Although it's tempting to lump Zulu together with other epics of the empire in its various guises - most obviously David Lean's The Bridge on the River Kwai and Lawrence of Arabia - Cy Endfield's film attempts something both more limited, an account of a single military action, and perhaps trickier, that is, presenting that action in a manner that avoids caricature of either side. Of course, the British viewpoint is privileged throughout since the camera, for the most part, remains within the British army post at Rorke's Drift, but the film is a rare account that emphasizes not African savagery or naïveté but rather the tactical and strategic intelligence of the Zulus, who implement a coherent battlefield plan - sketched out for us by an Afrikaner - and who then make a rational calculation about the virtues of continued engagement. The film does, nonetheless, play loose with certain aspects of the historical records, inserting several sequences - most notably a singing "battle" - for dramatic purposes and underplaying some particularly brutal British acts, such as the killing of wounded Zulu.


Endfield provides us with virtually no context for Rorke's Drift beyond an indication that it is a continuation of a battle fought earlier in the day at Isandlwana - a decision which robs the film of any sense of the African motivation for the battle - and focuses immediately on the reactive efforts of the small British garrison to improvise a defense. Endfield shot parts of the film on location, and the outdoor sequences are terrifically impressive, with the tiny outpost dwarfed by the Drakensberg mountains, made more ominous still by the presence of Zulu fighters appearing from on high in several shots. There is, though, an occasional sense of disconnect from the interior sequences, many of which were shot back in England, and which sometimes have a more jocular tone that feels remote from the fighting outside (those inside the buildings, either prisoners or invalids, don't take up weapons until quite late in the film, which seems extraordinary given the numerical disparity between the Zulu regiments and British defenders).

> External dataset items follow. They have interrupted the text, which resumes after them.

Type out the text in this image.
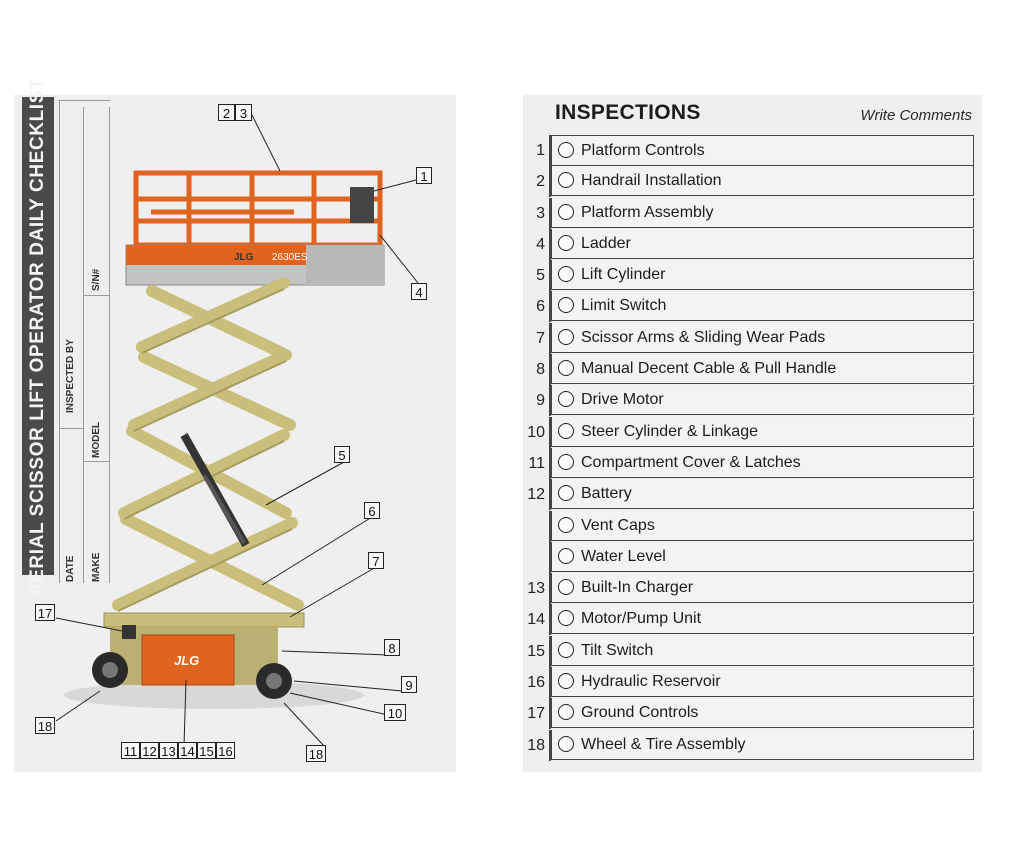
AERIAL SCISSOR LIFT OPERATOR DAILY CHECKLIST DATE MAKE
INSPECTED BY
MODEL
S/N#
JLG 2630ES
JLG
2 3
1
4
5
6
7
17
8
9
10
18
18
11 12 13 14 15 16
INSPECTIONS	Write Comments
1 Platform Controls
2 Handrail Installation
3 Platform Assembly
4 Ladder
5 Lift Cylinder
6 Limit Switch
7 Scissor Arms & Sliding Wear Pads
8 Manual Decent Cable & Pull Handle
9 Drive Motor
10 Steer Cylinder & Linkage
11 Compartment Cover & Latches
12 Battery
Vent Caps
Water Level
13 Built-In Charger
14 Motor/Pump Unit
15 Tilt Switch
16 Hydraulic Reservoir
17 Ground Controls
18 Wheel & Tire Assembly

Although Rorke's Drift is remembered as one of the great imperial rearguard actions, a disaster in the making that turned into an improbable victory - the more notable, in both military and propaganda terms, for coming immediately after the comprehensive defeat at Isandlwana - Endfield's presentation, even while enumerating the honors won in the course of the fighting, implies that there's little heroic about any such battle. The camera pans away from the guns and bayonets on the stockade to a carpet of Zulu bodies that must surely have recalled, for anyone watching in 1964, the horrific images of body upon body that emerged when the concentration camps were liberated (the sequence in Zulu is almost in black and white, unlike the vivid colours elsewhere in the film, making the analogy even clearer). It's a fascinating reappraisal of the realities of imperial conquest, a film that undermines conventional propaganda even as it reinforces the standing of Rorke's Drift in British historical memory.